[noise] Noise replacements for crypto_box and crypto_secretbox

Trevor Perrin trevp at trevp.net
Mon Oct 3 01:04:49 PDT 2016


On Sun, Oct 2, 2016 at 10:55 PM, Brian Smith <brian at briansmith.org> wrote:
> Trevor Perrin <trevp at trevp.net> wrote:
>>
>> crypto_secretbox_xsalsa20poly1305 is interesting because it supports a
>> 24 byte nonce, which is large enough to be randomly generated without
>> fear of collisions.  To support that, it uses a hash function derived
>> from Salsa20 to hash the key and the nonce into a new key.
>
>
> This is the key point that needs to be addressed: What should the standard
> construction be in Noise for the situation where one cannot maintain state
> between invocations of crypto_box-like Noise protocol? maybe we could define
> an XChaCha20-Poly1305 like function exactly analogous to XSalsa20, or use
> HKDF like you suggest below, or prescribe a full nonce-misuse-resistant
> scheme.

There's a few different things here, to separate them a bit:

 * Large nonce support (like XSalsa20) is different from
"nonce-misuse-resistance" (like SIV), though you could do both.

 * Noise hasn't needed AEAD with large nonces, because it uses
ephemeral DH and HKDF to generate unique cipher keys during the
handshake phase, and assumes the transport phase is stateful.  So it's
been designed to make minimal assumptions on AEAD nonce size (64 bits
counter), for maximum compatibility with different ciphers.

 * To hedge against RNG repetition, Noise could use
nonce-misuse-resistant AEAD like any other AEAD (e.g. "AESGCMSIV"
instead of "AESGCM").

It's possible that large-nonce AEAD (or just AE) is a useful construct
in itself.  I guess it's also possible that a Noise handshake could be
followed by a transport phase that can't maintain state, but that
seems unusual.

Having some use cases for large-nonce AEAD would help ground the discussion.


> Tradeoffs:
>
> (1) XChaCha20-Poly1305 has two advantages: Most crypto libraries can add it
> right now with little to no effort, and it is exactly what NaCl does, except
> swapping Sals20 for ChaCha20. The disadvantage is that it isn't fully
> nonce-misuse-resistant.

So you want something like crypto_secretbox but with XChaCha20 and
SIV?  You could probably design that, and name it like:

crypto_secretbox_xchacha20poly1305siv

That would be fine, though wouldn't have much connection to Noise.


> (2) The HKDF scheme: It doesn't require changes to any crypto protocols that
> otherwise can already implement Noise.
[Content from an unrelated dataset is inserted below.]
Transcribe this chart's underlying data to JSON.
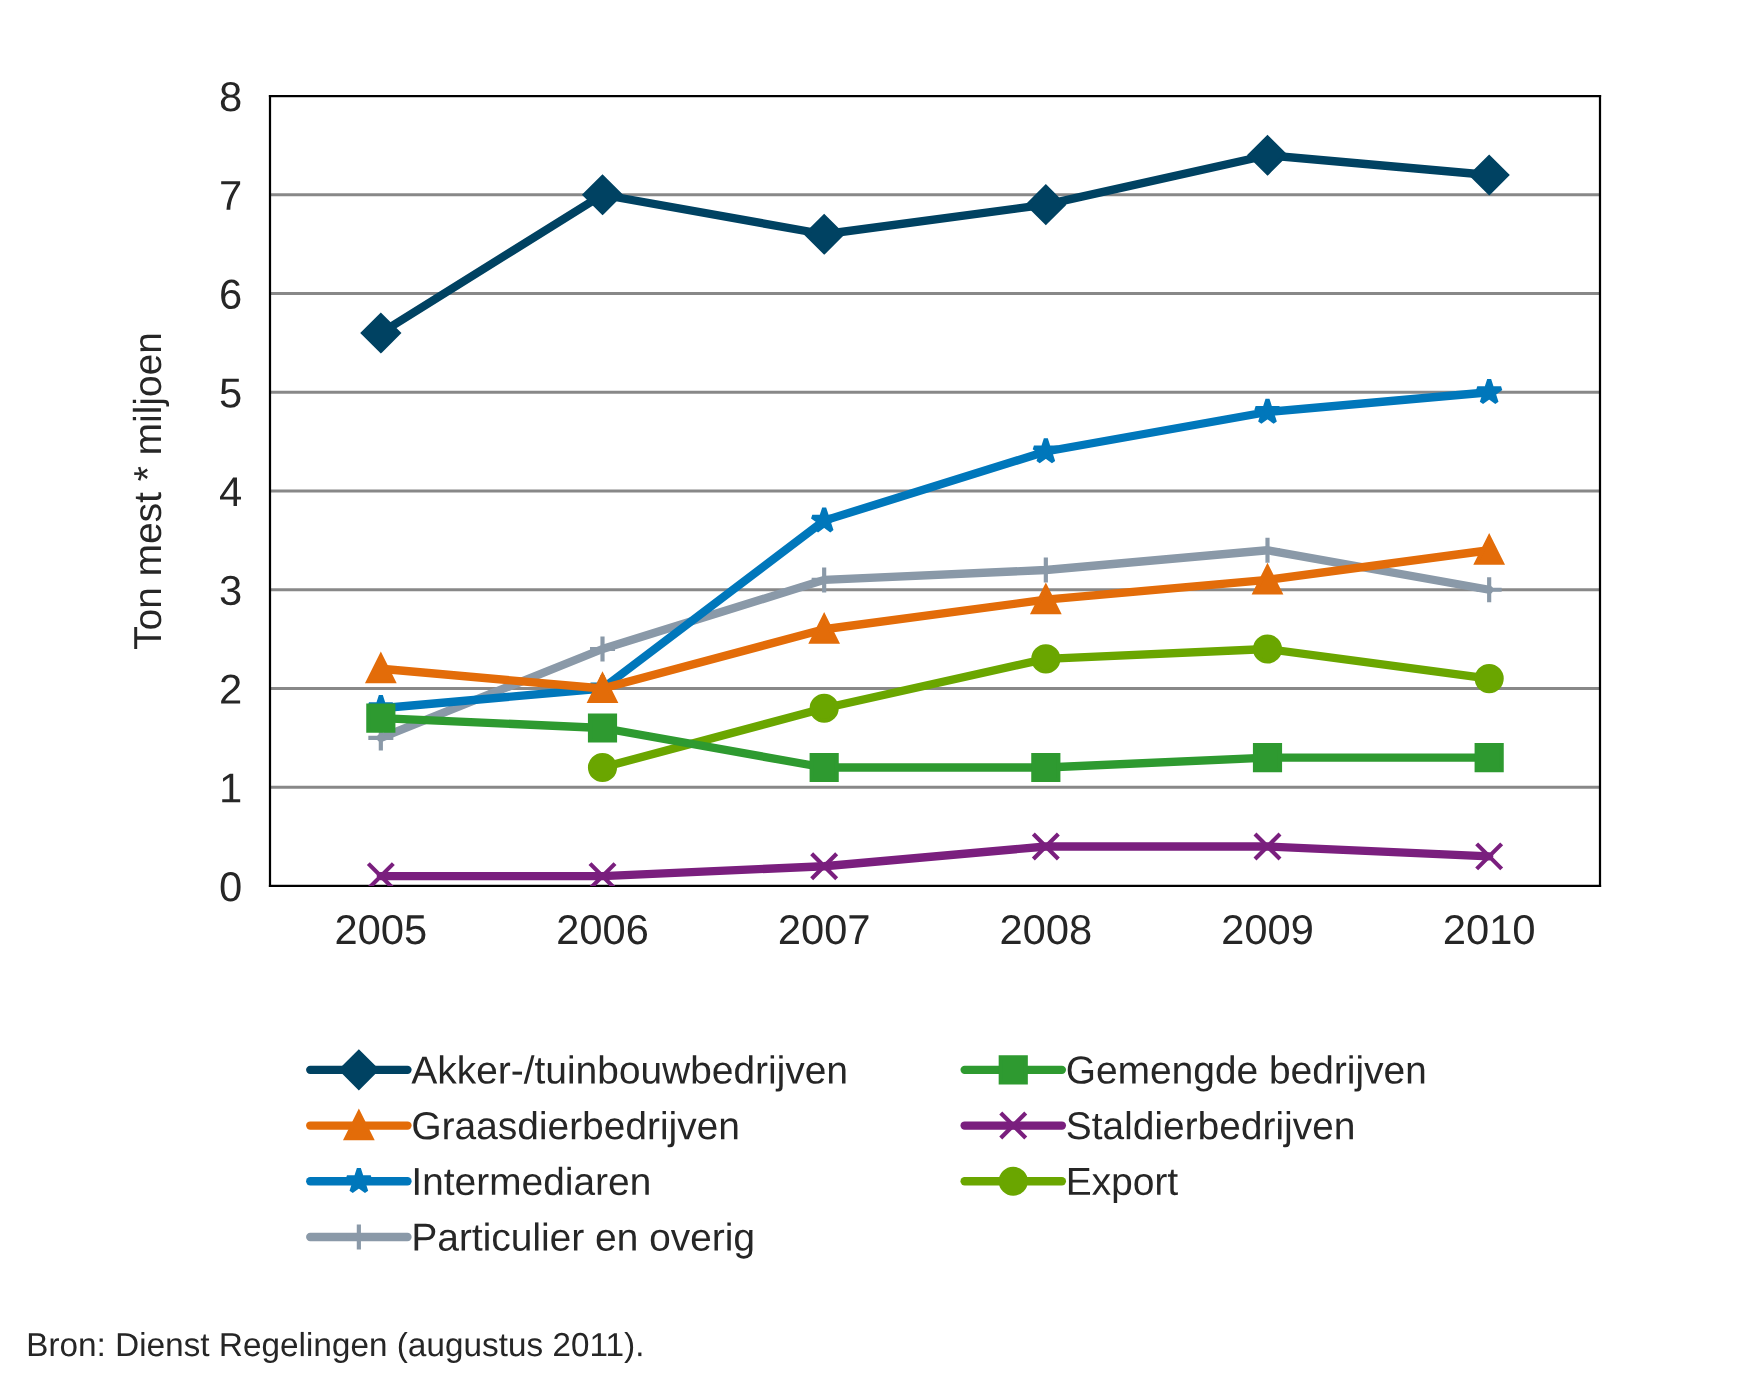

Disadvantage: Requires more
> explanation to convince NaCl users that it is as good or better than the
> NaCl construction.
[...]
> Deriving a new key every time seems like it would be painful w.r.t.
> performance, at least for AES.

HKDF is not hard to justify, security-wise, and the advantage is that
it avoids extra requirements or custom design for each cipher.
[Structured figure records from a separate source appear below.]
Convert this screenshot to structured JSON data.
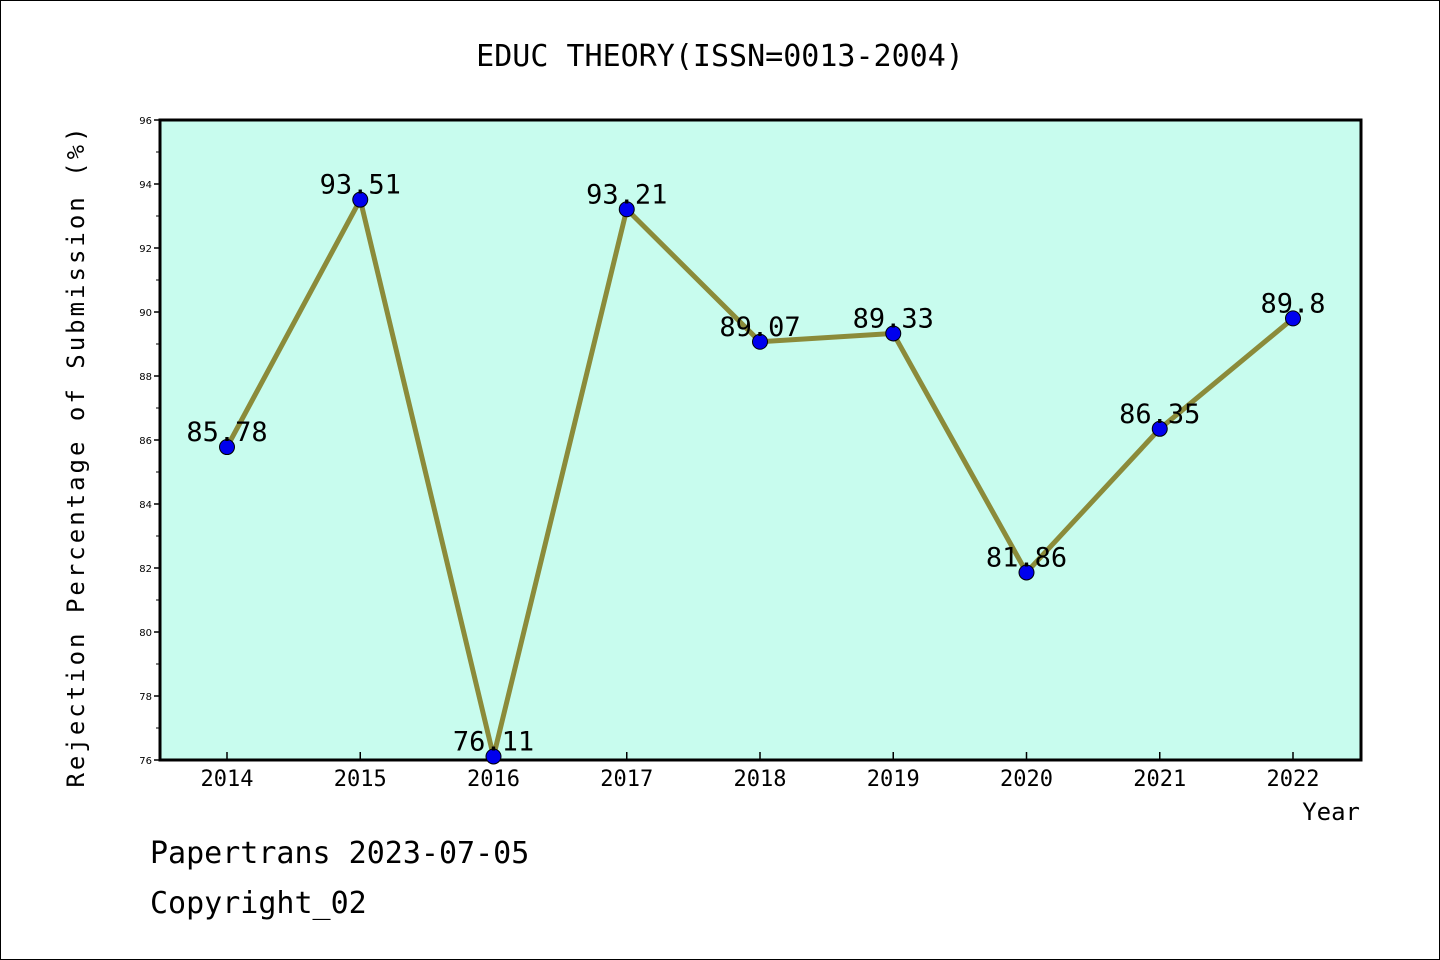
{
  "chart_data": {
    "type": "line",
    "title": "EDUC THEORY(ISSN=0013-2004)",
    "xlabel": "Year",
    "ylabel": "Rejection Percentage of Submission (%)",
    "categories": [
      "2014",
      "2015",
      "2016",
      "2017",
      "2018",
      "2019",
      "2020",
      "2021",
      "2022"
    ],
    "series": [
      {
        "values": [
          85.78,
          93.51,
          76.11,
          93.21,
          89.07,
          89.33,
          81.86,
          86.35,
          89.8
        ]
      }
    ],
    "data_labels": [
      "85.78",
      "93.51",
      "76.11",
      "93.21",
      "89.07",
      "89.33",
      "81.86",
      "86.35",
      "89.8"
    ],
    "ylim": [
      76,
      96
    ],
    "yticks": [
      "76",
      "78",
      "80",
      "82",
      "84",
      "86",
      "88",
      "90",
      "92",
      "94",
      "96"
    ],
    "grid": false,
    "colors": {
      "plot_background": "#c8fcee",
      "line": "#8b8b3a",
      "marker": "#0000ee"
    }
  },
  "footer": {
    "line1": "Papertrans 2023-07-05",
    "line2": "Copyright_02"
  }
}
OTOH, maybe you're happy turning ChaCha20 into XChaCha20.

I guess GCM can natively support larger nonces (in theory, though I'm
not sure if support for that is common?).  And GCM with large nonces
doesn't change the cipher key (to your last point).  I'm not sure how
much that would matter, but maybe.


> If the goal is to have a Noise analog to what NaCl does, then it seems
> reasonable to have it only work (well) for ChaCha20.

I'd prefer to keep Noise as a framework that can be instantiated with
a wide range of crypto, as much as possible.
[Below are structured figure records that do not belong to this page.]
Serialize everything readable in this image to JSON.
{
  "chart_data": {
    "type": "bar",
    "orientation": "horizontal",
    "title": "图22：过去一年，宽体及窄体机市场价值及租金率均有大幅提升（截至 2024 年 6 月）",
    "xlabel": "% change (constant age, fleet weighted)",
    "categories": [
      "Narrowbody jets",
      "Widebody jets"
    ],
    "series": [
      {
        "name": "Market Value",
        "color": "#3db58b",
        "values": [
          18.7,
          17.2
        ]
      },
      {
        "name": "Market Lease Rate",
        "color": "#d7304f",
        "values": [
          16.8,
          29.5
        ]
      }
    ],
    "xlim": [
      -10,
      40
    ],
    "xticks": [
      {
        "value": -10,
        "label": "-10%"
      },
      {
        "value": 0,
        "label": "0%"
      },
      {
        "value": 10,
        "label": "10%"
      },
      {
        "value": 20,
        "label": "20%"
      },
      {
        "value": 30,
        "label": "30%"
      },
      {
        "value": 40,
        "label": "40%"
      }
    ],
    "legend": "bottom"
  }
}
> Personally, I'm looking for an X that allows me to say "I don't have exactly
> that, but you can use X instead, which is better because it doesn't require
> *ring* to implement XSalsa20 and...." when people ask me to implement NaCl
> equivalents in my library.

If they have an existing NaCl protocol, they're going to need NaCl exactly.


> More generally, Noise offers too many choices for people to switch from
> advising "Just use NaCl" to "Just use Noise". OTOH, it might be worth
> reviewing the specifics of well-known protocols that have taken the "Just
> use NaCl" advice, like Macaroons, to see if the advice was as good as it
> initially seemed.

I would say "Just use Noise_X" for one-way messages, or Noise Pipes
for an interactive protocol.  If you realize you don't need everything
they do, you can switch to a simpler pattern.

The original Macaroons just used HMAC, I think?  I thought Tony was
talking about some extension that just used AEAD, not the DH crypto
boxes.

I don't have a good sense of where DH crypto_boxes are most used, so
I'm not sure what advice I'd give them.